Last week Tuesday, 8 days ago, just hours before the deluge that brought down an unbelievable amount of water and mud and suffering to the Cinque Terre, I went to take a look at the sea after dropping my daughter off at nursery school.  It was a warm morning, the Libeccio was blowing, and the sea was starting to swell.  It was a lovely morning, and as I stood there looking out at the sea from the Bay of Levanto, I started thinking about all the men and women standing on or near the beach, staring out at sea, lost in their own thoughts.
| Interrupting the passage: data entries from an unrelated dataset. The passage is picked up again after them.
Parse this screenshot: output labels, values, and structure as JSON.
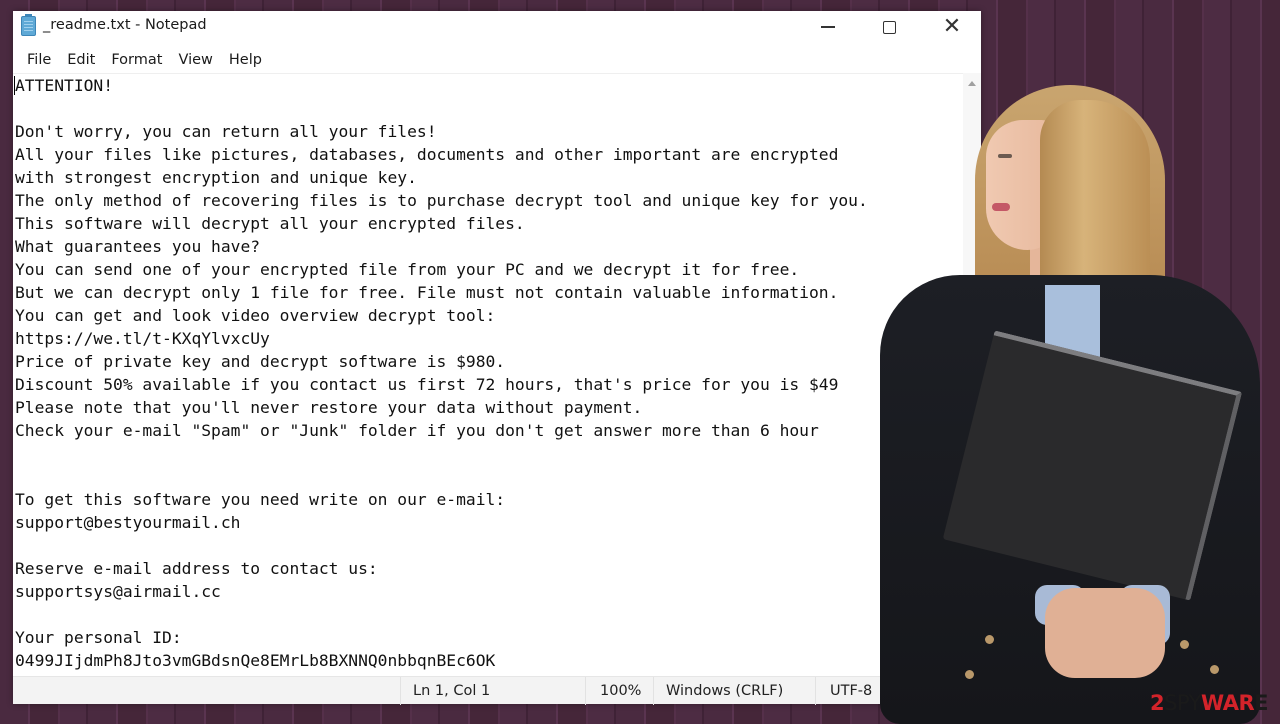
{
  "window": {
    "title": "_readme.txt - Notepad",
    "app_icon": "notepad-icon",
    "controls": {
      "minimize": "minimize-icon",
      "maximize": "maximize-icon",
      "close_glyph": "✕"
    }
  },
  "menu": {
    "items": [
      {
        "label": "File"
      },
      {
        "label": "Edit"
      },
      {
        "label": "Format"
      },
      {
        "label": "View"
      },
      {
        "label": "Help"
      }
    ]
  },
  "document": {
    "lines": [
      "ATTENTION!",
      "",
      "Don't worry, you can return all your files!",
      "All your files like pictures, databases, documents and other important are encrypted",
      "with strongest encryption and unique key.",
      "The only method of recovering files is to purchase decrypt tool and unique key for you.",
      "This software will decrypt all your encrypted files.",
      "What guarantees you have?",
      "You can send one of your encrypted file from your PC and we decrypt it for free.",
      "But we can decrypt only 1 file for free. File must not contain valuable information.",
      "You can get and look video overview decrypt tool:",
      "https://we.tl/t-KXqYlvxcUy",
      "Price of private key and decrypt software is $980.",
      "Discount 50% available if you contact us first 72 hours, that's price for you is $49",
      "Please note that you'll never restore your data without payment.",
      "Check your e-mail \"Spam\" or \"Junk\" folder if you don't get answer more than 6 hour",
      "",
      "",
      "To get this software you need write on our e-mail:",
      "support@bestyourmail.ch",
      "",
      "Reserve e-mail address to contact us:",
      "supportsys@airmail.cc",
      "",
      "Your personal ID:",
      "0499JIjdmPh8Jto3vmGBdsnQe8EMrLb8BXNNQ0nbbqnBEc6OK"
    ]
  },
  "statusbar": {
    "position": "Ln 1, Col 1",
    "zoom": "100%",
    "line_ending": "Windows (CRLF)",
    "encoding": "UTF-8"
  },
  "watermark": {
    "num": "2",
    "spy": "SPY",
    "war": "WAR",
    "e": "E"
  },
  "colors": {
    "background": "#4a2a40",
    "watermark_red": "#d3232a"
  }
}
The words that came to mind for me in that moment were those of Robert Frost:

Neither Out Far Nor In Deep

“The people along the sand
All turn and look one way.
They turn their back on the land.
They look at the sea all day.

As long as it takes to pass
A ship keeps raising its hull;
The wetter ground like glass
Reflects a standing gull.

The land may vary more;
But wherever the truth may be—
The water comes ashore,
And the people look at the sea.

They cannot look out far.
They cannot look in deep.
But when was that ever a bar
To any watch they keep?”

Little did I know that in less than 6 hours I would have had to rush back to town to get my daughter from her school where she was being evacuated, fight against the rising water coming in from one of the doors, and abandon our house for safety as the mud rushed faster and faster.  Little did anyone know about the catastrophe about to hit so many towns. 

Why do we stand on the beach and look out at the sea?  Because it is inscrutable, like the future.  The fact that it is unknowable and unpredictable is one of the fundamental truths in life.  Pretending that we can control it is futile … being able to react to it is what makes us men … and being able to speculate about it is exquisitely human.